Starblind zuckte abschätzig mit den Schultern und rammte die Hände in die Taschen seiner glänzenden Trainingsjacke. »Am Arsch sind beide.«
»Und ich soll jetzt also entscheiden, dass Henry morgen nicht spielt.«
»Du bist der Kapitän«, sagte Starblind mit einer Spur Abfälligkeit in der Stimme. Schwartz ballte die rechte Hand zur Faust, öffnete die Finger dann langsam wieder, wie jemand, der einen Herzinfarkt abwehren will. Stellte sich dabei vor, Starblind ein paar seiner blendend arktisch-weißen Zähne auszuschlagen.

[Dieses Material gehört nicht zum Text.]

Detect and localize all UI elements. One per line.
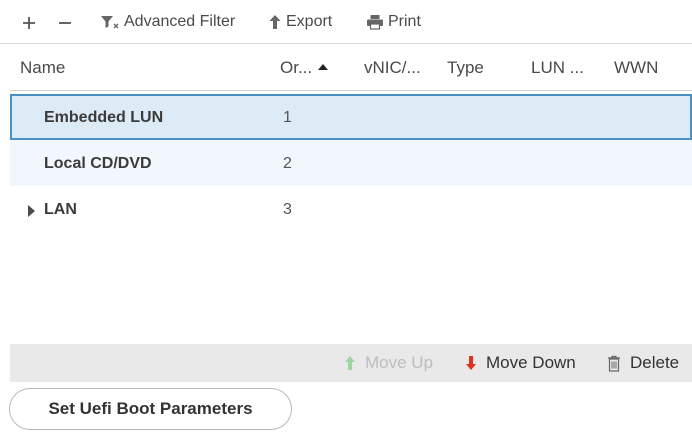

»Schon ein Tag Pause könnte dem Skrimmer helfen«, sagte Rick. »Er könnte sich mal entspannen, es ruhig angehen lassen und dann am Sonntag gestärkt zurückkommen. Vielleicht wäre es sogar eine Erleichterung für ihn.«
Starblind sah Schwartz geradewegs in die Augen. »Vergiss nicht, was für dich hier an erster Stelle stehen sollte, Schwartzy. Es geht nicht um Henry, und es geht nicht um seine Profikarriere.«
Es geht um die Mannschaft.
Es war nicht gesagt, dass es das Beste für die Mannschaft wäre, wenn er Henry auf die Bank setzte – wie weit würden sie ohne ihren besten Spieler überhaupt kommen? –, aber Starblinds Worte gaben Schwartz zu denken. Es stimmte, dass er sehr auf Henry fixiert gewesen war, auf Henrys Gefühle, Henrys Rehabilitation bei den Scouts. Bislang hatte das der Mannschaft nicht unbedingt geschadet – Henrys Erfolg und der des Teams waren immer Hand in Hand gegangen –, aber die Gefahr bestand, es konnte passieren. Der jüngere Schwartz, der harte Knochen aus dem zweiten Studienjahr, der Lev Tennant dazu gebracht hatte, ihm eine zu verpassen, nur damit Henry in die Mannschaft kam, hätte möglicherweise entschieden, alles daranzusetzen, ihn wieder aus der Mannschaft zu entfernen. Manchmal bedurfte es einen Bruchs; manchmal war Hausputz angesagt. Der jüngere Schwartz hatte das gewusst. Aber es war einfach, das zu wissen, wenn man nicht verantwortlich war.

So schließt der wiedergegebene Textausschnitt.